Truth to be told, the index is keeping me currently very busy. This is also the reason why I wasn’t able to create a mid-week post (my goal), because I am collecting and analyzing a lot of data in my evenings.

It’s actually hard to automate some of the analysis that I’m doing. I found that publicly available data brokers are typically US focused and if they have some European data, then it often contains mistakes. That’s why I’m doing most of the work manually.

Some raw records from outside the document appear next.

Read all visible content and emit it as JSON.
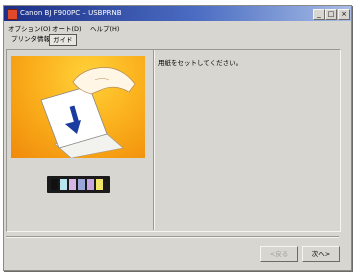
{
  "window": {
    "title": "Canon BJ F900PC – USBPRNB",
    "controls": {
      "minimize": "_",
      "maximize": "□",
      "close": "×"
    }
  },
  "menu": [
    {
      "label": "オプション(O)"
    },
    {
      "label": "オート(D)"
    },
    {
      "label": "ヘルプ(H)"
    }
  ],
  "tabs": [
    {
      "label": "プリンタ情報",
      "active": false
    },
    {
      "label": "ガイド",
      "active": true
    }
  ],
  "illustration": {
    "icon": "paper-insert-arrow-icon",
    "background_color": "#f8a81a"
  },
  "ink_tanks": [
    {
      "color": "#111111"
    },
    {
      "color": "#b8e4f0"
    },
    {
      "color": "#d7b6e6"
    },
    {
      "color": "#9aa6d8"
    },
    {
      "color": "#c7a6e0"
    },
    {
      "color": "#f0e46a"
    }
  ],
  "message": "用紙をセットしてください。",
  "buttons": {
    "back_label": "<戻る",
    "next_label": "次へ>"
  }
}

So what am I actually working on?

Firstly I would like to back test the Noble 30 index regarding its performance since 2006. This includes the Great Recession and would therefore give a more realistic view on its long-term performance.

Secondly I would like to be able to benchmark the index compared to standard indexes like the EuroStoxx, S&P 500, but also ETF’s that are based on European dividend stocks.

Thirdly I would like to get an understanding about its valuation over time. Many stocks are currently quite rich in valuation and spot low dividend yields. Is now a good time to accumulate those stocks or is the index currently priced very rich?

Let’s see how it goes, but I hope to be able to publish a back test somewhere in early June.

PS: if you have any particular questions about the index, please let me know. It might be interesting for everyone to get it answered and maybe it would be low effort for me to include your question in my analysis.

🌟 Dividend hikes

There were two interesting dividend increases this week:

Medtronic Plc ($MDT) announced a hike in their quarterly dividend from $0,54 to $0,58 (7,4%). This is their 43rd consecutive dividend increase and the stock currently yields 2,49%. The stock currently has a P/E of 26.7, which is a bit too much for me. I find Medtronic a great company to own, but I do have few concerns that I’m keeping a close eye on. I just wish that the share price returned to their fair value around the low/mid-seventies.

The Clorox Company ($CLX) announced a hike in their quarterly dividend from $1,06 to $1,11 (4,7%). This is their 19th consecutive dividend increase and the stock currently yields 2,24%. The stock has a P/E of 29 which is usually applicable to high-growth stocks. I find this stock too hot to even consider at this moment in time.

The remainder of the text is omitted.